Vuoi venire in Moldavia
per un periodo di volontariato?

 

Viene riproposto, anche a motivo delle numerose richieste di informazione, l’invito della Fondazione Regina Pacis a partecipare ai due periodi di permanenza in Moldavia finalizzati allo svolgimento delle attività di volontariato a beneficio dei bambini di strada e dei poveri che sul territorio ogni giorno vengono seguiti, operando accanto a coloro che stabilmente sono presenti.

 

Il primo periodo va dal 3 al 13 luglio mentre il secondo periodo va dal 18 al 28 agosto.

 

Si tratta, in ambedue i casi, di periodi non superiori ai dieci giorni, nel corso dei quali i “volontari” vivranno accanto a bambini e agli anziani, portando innanzi le attività della Fondazione, che sono le seguenti:

·        assistenza ed animazione ai bambini di strada

·        distribuzione pasti ai poveri ed anziani lungo le strade della capitale

·        produzione e distribuzione del pane ed altro

·        presenza nelle varie povertà del territorio

 

Ogni gruppo dovrà essere composto da un massimo di otto soggetti, tra cui anche la presenza di un sacerdote e sarà accolto nelle strutture della Fondazione, pur dovendosi autogestire in tutte le proprie attività, conciliandole ovviamente con i servizi da rendere. Sul posto sarà garantita la migliore assistenza.

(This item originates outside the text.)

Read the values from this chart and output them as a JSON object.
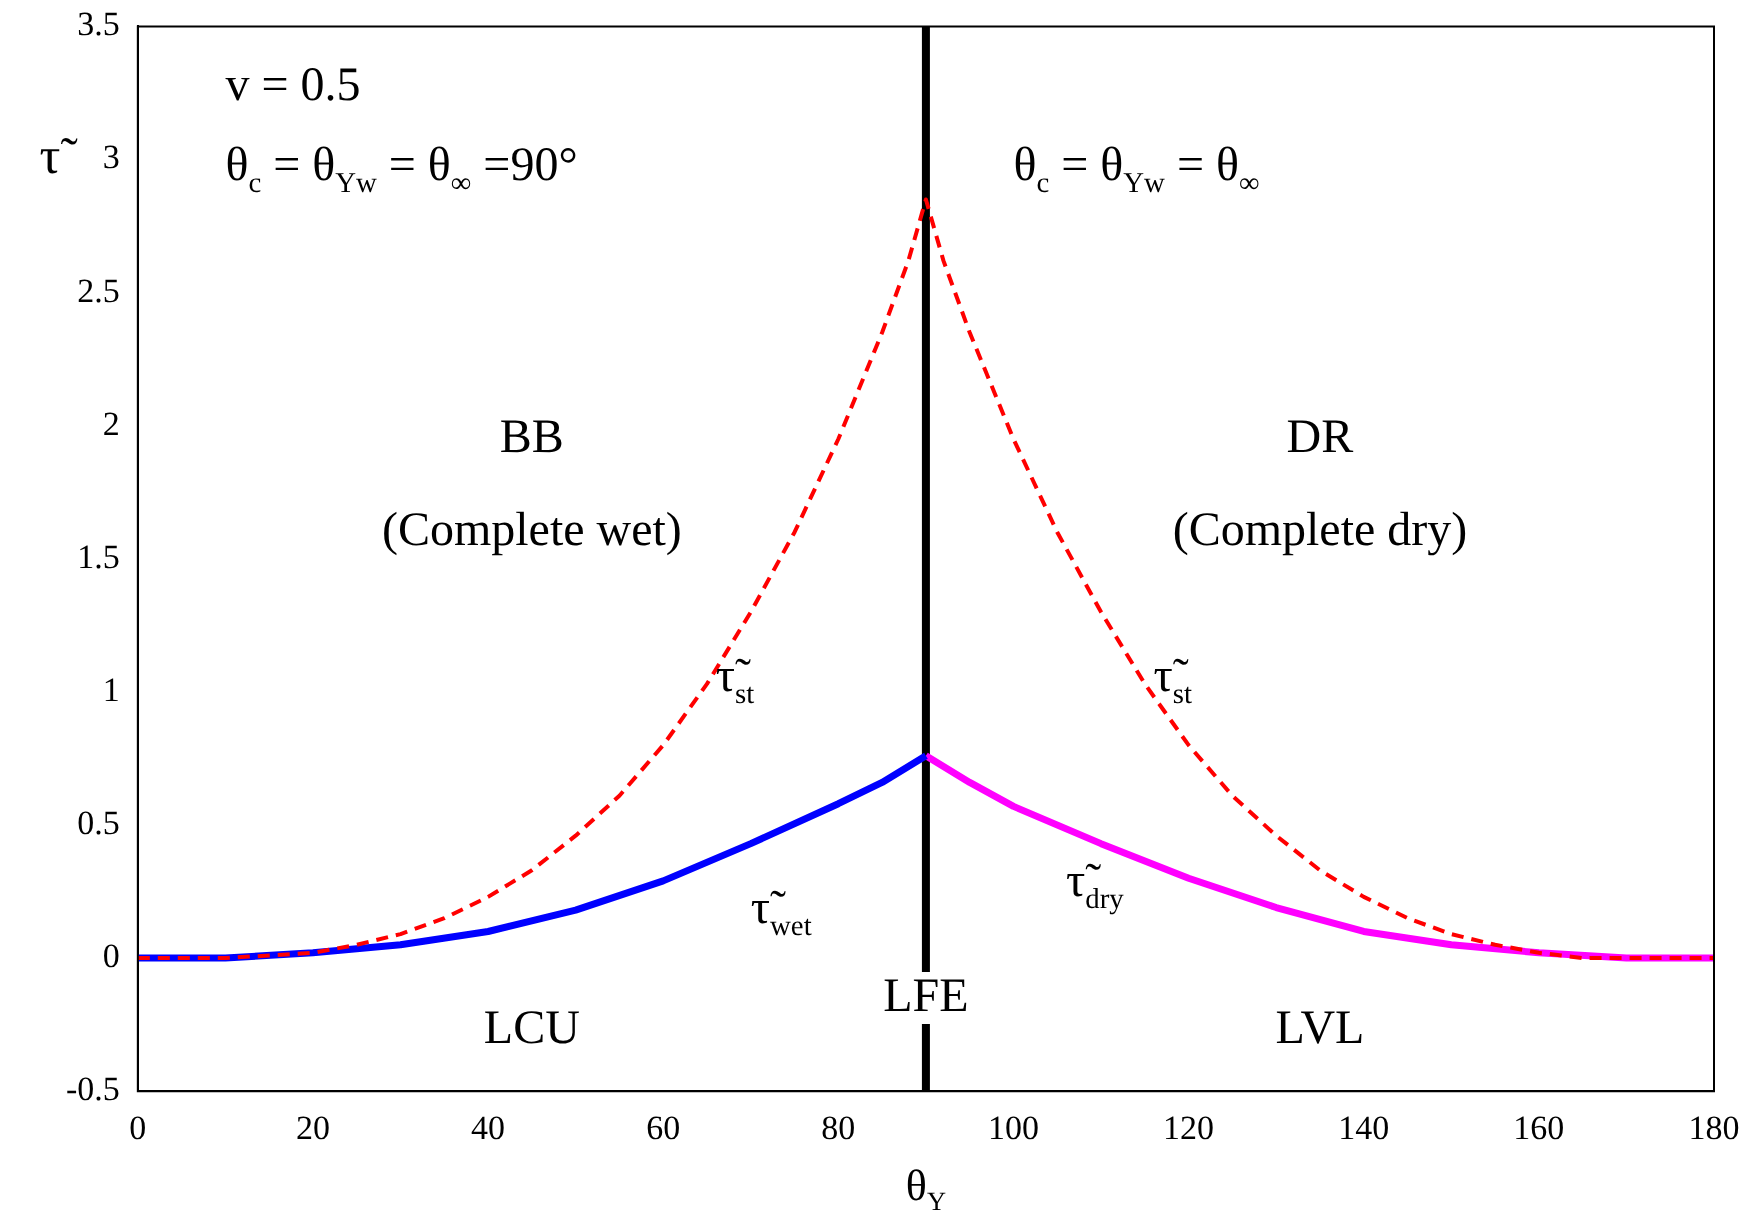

La partenza sarà preceduta da una breve preparazione e formazione, che potrà in parte avvenire anche in forma on-line, ricevendo mediante posta elettronica le giuste informazioni per la migliore permanenza in Moldavia e conoscenza delle problematiche sociali, oltre a doversi incontrare per almeno due volte.

E’ chiaro che sono importanti le motivazioni interiori che spingeranno a vivere tale scelte e comprendere, nello stesso tempo, che non si tratterà di una “vacanza”, ma di una esperienza di vita, fondamentale per chi vuol fare un salto di qualità nella vita cristiana, che ha come obiettivi, oltre alla crescita personale, anche la conoscenza dei paesi dell’est ed il disagio sociale che condiziona tanto ed invita noi credenti ad assumere nella carità le nostre responsabilità.

Non sfugga il fatto che la Fondazione Regina Pacis è presente nei paesi dell’est dal 1999.

Chi fosse interessato e desiderasse ricevere ulteriori informazioni potrà contattare la Fondazione agli indirizzi riportati (fax 0832.575026 fondazione@reginapacis.org), oltre ad attingere utili informazioni sul sito web www.reginapacis.org.

E’ importante ricordare che alcuni gruppi hanno vissuto o lo fanno abitualmente esperienze di volontariato in Moldavia, come i Salesiani della Provincia del Piemonte, gli Scouts di Treviso, i giovani della Congregazione dei Rogazionisti, i giovani del Gisma.

Quando si accetta di servire i poveri non bisogna avere incertezze, ma credere che in una scelta di carità, nonostante le difficoltà ed i sacrifici da affrontare, è racchiuso un grande percorso di crescita personale, sia dal punto di vista umano, che dal punto di vista cristiana.

Nello stesso tempo, c’è la certezza di un sempre maggiore bisogno di scelte che ci permettano di crescere, anche dovendo affrontare qualche sacrificio personale.

  

Il Progetto Marta... tutti i giorni

 

E’ bello pensare che il Progetto Marta, che si prende cura dei più bisognosi per le strade della città di Lecce, non ha mai avuto un solo giorno di sosta.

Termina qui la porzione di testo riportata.